Artikel 10 Weigeringsgronden

  • 1. De burgemeester weigert de vergunning, indien:

    • a.

      het maximaal aantal af te geven vergunningen voor speelautomatenhallen is verleend;

    • b.

      niet wordt voldaan aan de krachtens artikel 30d, vierde lid, van de wet gestelde eisen;

    • c.

      de beheerders en/of de bedrijfsleiders de leeftijd van 21 jaar niet hebben bereikt;

    • d.

      naar zijn oordeel de plannen als bedoeld in artikel 5 sub g, h, en i onvoldoende bijdragen aan de in dat artikel omschreven doelen;

    • e.

      indien anderszins de openbare orde, veiligheid en woon- en leefklimaat op ontoelaatbare wijze nadelig wordt beïnvloed door de aanwezigheid van de speelautomatenhal;

  • 2. De burgemeester kan de vergunning weigeren indien de aanvrager de bij of krachtens titel VA van de wet gestelde bepalingen heeft overtreden in de drie jaren voorafgaand aan het moment van de aanvraag van de vergunning.

  • 3. De burgemeester weigert de vergunning eveneens bij slecht levensgedrag van de exploitant, beheerder en/of bedrijfsleider en in het geval en onder voorwaarden, als bedoeld in art.3 van de Wet Bevordering Integriteitsbeoordelingen door het openbaar bestuur.
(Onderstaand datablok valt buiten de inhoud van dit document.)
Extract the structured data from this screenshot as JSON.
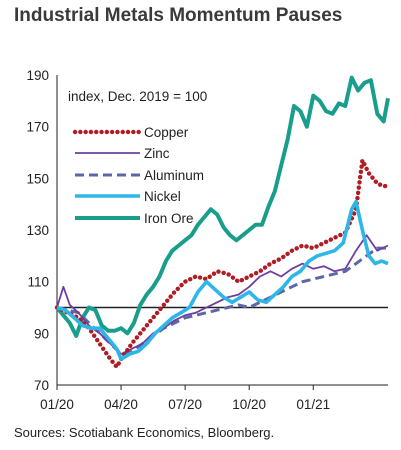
{
  "title": "Industrial Metals Momentum Pauses",
  "source": "Sources: Scotiabank Economics, Bloomberg.",
  "chart_data": {
    "type": "line",
    "unit_note": "index, Dec. 2019 = 100",
    "ylim": [
      70,
      190
    ],
    "yticks": [
      "70",
      "90",
      "110",
      "130",
      "150",
      "170",
      "190"
    ],
    "x_ticks": [
      {
        "label": "01/20",
        "t": 0
      },
      {
        "label": "04/20",
        "t": 3
      },
      {
        "label": "07/20",
        "t": 6
      },
      {
        "label": "10/20",
        "t": 9
      },
      {
        "label": "01/21",
        "t": 12
      }
    ],
    "xlim": [
      0,
      15.5
    ],
    "reference_line": 100,
    "grid": false,
    "legend_position": "upper-left",
    "series": [
      {
        "name": "Copper",
        "color": "#b01c24",
        "style": "dotted",
        "t": [
          0,
          0.5,
          1,
          1.5,
          2,
          2.5,
          2.8,
          3,
          3.5,
          4,
          4.5,
          5,
          5.5,
          6,
          6.5,
          7,
          7.5,
          8,
          8.5,
          9,
          9.5,
          10,
          10.5,
          11,
          11.5,
          12,
          12.5,
          13,
          13.5,
          14,
          14.3,
          14.6,
          15,
          15.3,
          15.5
        ],
        "values": [
          100,
          98,
          96,
          92,
          86,
          80,
          77,
          80,
          86,
          91,
          96,
          101,
          106,
          110,
          112,
          111,
          114,
          113,
          110,
          112,
          114,
          117,
          119,
          122,
          124,
          123,
          125,
          127,
          129,
          138,
          157,
          152,
          148,
          147,
          147
        ]
      },
      {
        "name": "Zinc",
        "color": "#6e3fa0",
        "style": "solid",
        "t": [
          0,
          0.3,
          0.6,
          1,
          1.5,
          2,
          2.5,
          3,
          3.5,
          4,
          4.5,
          5,
          5.5,
          6,
          6.5,
          7,
          7.5,
          8,
          8.5,
          9,
          9.5,
          10,
          10.5,
          11,
          11.5,
          12,
          12.5,
          13,
          13.5,
          14,
          14.5,
          15,
          15.5
        ],
        "values": [
          100,
          108,
          101,
          98,
          93,
          90,
          86,
          82,
          84,
          86,
          90,
          92,
          95,
          97,
          98,
          100,
          102,
          104,
          105,
          108,
          112,
          114,
          112,
          115,
          117,
          115,
          116,
          114,
          115,
          122,
          128,
          122,
          124
        ]
      },
      {
        "name": "Aluminum",
        "color": "#5b67a6",
        "style": "dashed",
        "t": [
          0,
          0.5,
          1,
          1.5,
          2,
          2.5,
          3,
          3.5,
          4,
          4.5,
          5,
          5.5,
          6,
          6.5,
          7,
          7.5,
          8,
          8.5,
          9,
          9.5,
          10,
          10.5,
          11,
          11.5,
          12,
          12.5,
          13,
          13.5,
          14,
          14.5,
          15,
          15.5
        ],
        "values": [
          100,
          99,
          98,
          94,
          90,
          86,
          82,
          83,
          86,
          89,
          92,
          94,
          96,
          97,
          98,
          99,
          100,
          101,
          100,
          102,
          104,
          106,
          108,
          110,
          111,
          112,
          113,
          114,
          117,
          120,
          123,
          123
        ]
      },
      {
        "name": "Nickel",
        "color": "#2db6e8",
        "style": "solid",
        "t": [
          0,
          0.4,
          0.8,
          1.2,
          1.6,
          2,
          2.4,
          2.8,
          3,
          3.4,
          3.8,
          4.2,
          4.6,
          5,
          5.4,
          5.8,
          6.2,
          6.6,
          7,
          7.4,
          7.8,
          8.2,
          8.6,
          9,
          9.4,
          9.8,
          10.2,
          10.6,
          11,
          11.4,
          11.8,
          12.2,
          12.6,
          13,
          13.4,
          13.8,
          14,
          14.3,
          14.6,
          14.9,
          15.2,
          15.5
        ],
        "values": [
          100,
          99,
          96,
          93,
          92,
          92,
          88,
          84,
          80,
          82,
          83,
          86,
          90,
          93,
          96,
          98,
          100,
          106,
          110,
          107,
          104,
          102,
          104,
          106,
          103,
          102,
          105,
          108,
          112,
          114,
          118,
          120,
          121,
          122,
          125,
          138,
          141,
          130,
          120,
          117,
          118,
          117
        ]
      },
      {
        "name": "Iron Ore",
        "color": "#1a9e8c",
        "style": "solid",
        "t": [
          0,
          0.3,
          0.6,
          0.9,
          1.2,
          1.5,
          1.8,
          2.1,
          2.4,
          2.7,
          3,
          3.3,
          3.6,
          3.9,
          4.2,
          4.5,
          4.8,
          5.1,
          5.4,
          5.7,
          6,
          6.3,
          6.6,
          6.9,
          7.2,
          7.5,
          7.8,
          8.1,
          8.4,
          8.7,
          9,
          9.3,
          9.6,
          9.9,
          10.2,
          10.5,
          10.8,
          11.1,
          11.4,
          11.7,
          12,
          12.3,
          12.6,
          12.9,
          13.2,
          13.5,
          13.8,
          14.1,
          14.4,
          14.7,
          15,
          15.3,
          15.5
        ],
        "values": [
          100,
          97,
          94,
          89,
          96,
          100,
          99,
          93,
          91,
          91,
          92,
          90,
          94,
          101,
          105,
          108,
          112,
          118,
          122,
          124,
          126,
          128,
          132,
          135,
          138,
          136,
          131,
          128,
          126,
          128,
          130,
          132,
          132,
          139,
          145,
          155,
          165,
          178,
          176,
          170,
          182,
          180,
          176,
          175,
          179,
          178,
          189,
          184,
          187,
          188,
          175,
          172,
          181
        ]
      }
    ]
  }
}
Artikel 11 Intrekkingsgronden

De burgemeester kan de vergunning intrekken, indien:

  • a.

    blijkt dat de vergunning ten gevolge van een onjuiste of onvolledige opgave is verleend;

  • b.

    niet langer wordt voldaan aan de krachtens artikel 30d, vierde lid, van de wet gestelde eisen;

  • c.

    de omstandigheden of inzichten op grond waarvan de vergunning is verleend zodanig zijn gewijzigd dat een situatie is ontstaan als bedoeld in artikel 10, eerste lid, onder e;

  • d.

    wordt gehandeld in strijd met de aan de vergunning verbonden voorschriften of beperkingen;

  • e.

    niet wordt voldaan aan het bepaalde in deze verordening;

  • f.

    de vergunninghouder de bij of krachtens titel VA van de wet gestelde bepalingen heeft overtreden;

  • g.

    gedurende een periode van ten minste zes maanden geen gebruik van de vergunning wordt gemaakt;

  • h.

    de exploitant niet langer gerechtigd is om over de ruimte te beschikken;

  • i.

    de exploitant hierom verzoekt.

Artikel 12 Wijziging beheerder en wijziging van de vergunning

  • 1. Indien een beheerder/bedrijfsleider die op de vergunning staat vermeld niet meer als zodanig werkzaam is, dient de exploitant binnen vier weken nadat deze situatie is ontstaan, een aanvraag tot wijziging van de vergunning in.

  • 2. Voor het wijzigen van de vergunning behoeft de uitgebreide procedure zoals vastgelegd in de artikelen 6 en 8 van deze verordening niet te worden gevolgd, met dien verstande dat het maximale exploitatierecht voor de vergunninghouder nooit langer kan zijn dan 15 jaar.

Artikel 13 Wijziging exploitant

  • 1. Indien de exploitatie van een speelautomatenhal wordt beëindigd of een speelautomatenhal aan een rechtsopvolger wordt overgedragen, doet de exploitant hiervan onmiddellijk schriftelijk mededeling aan de burgemeester.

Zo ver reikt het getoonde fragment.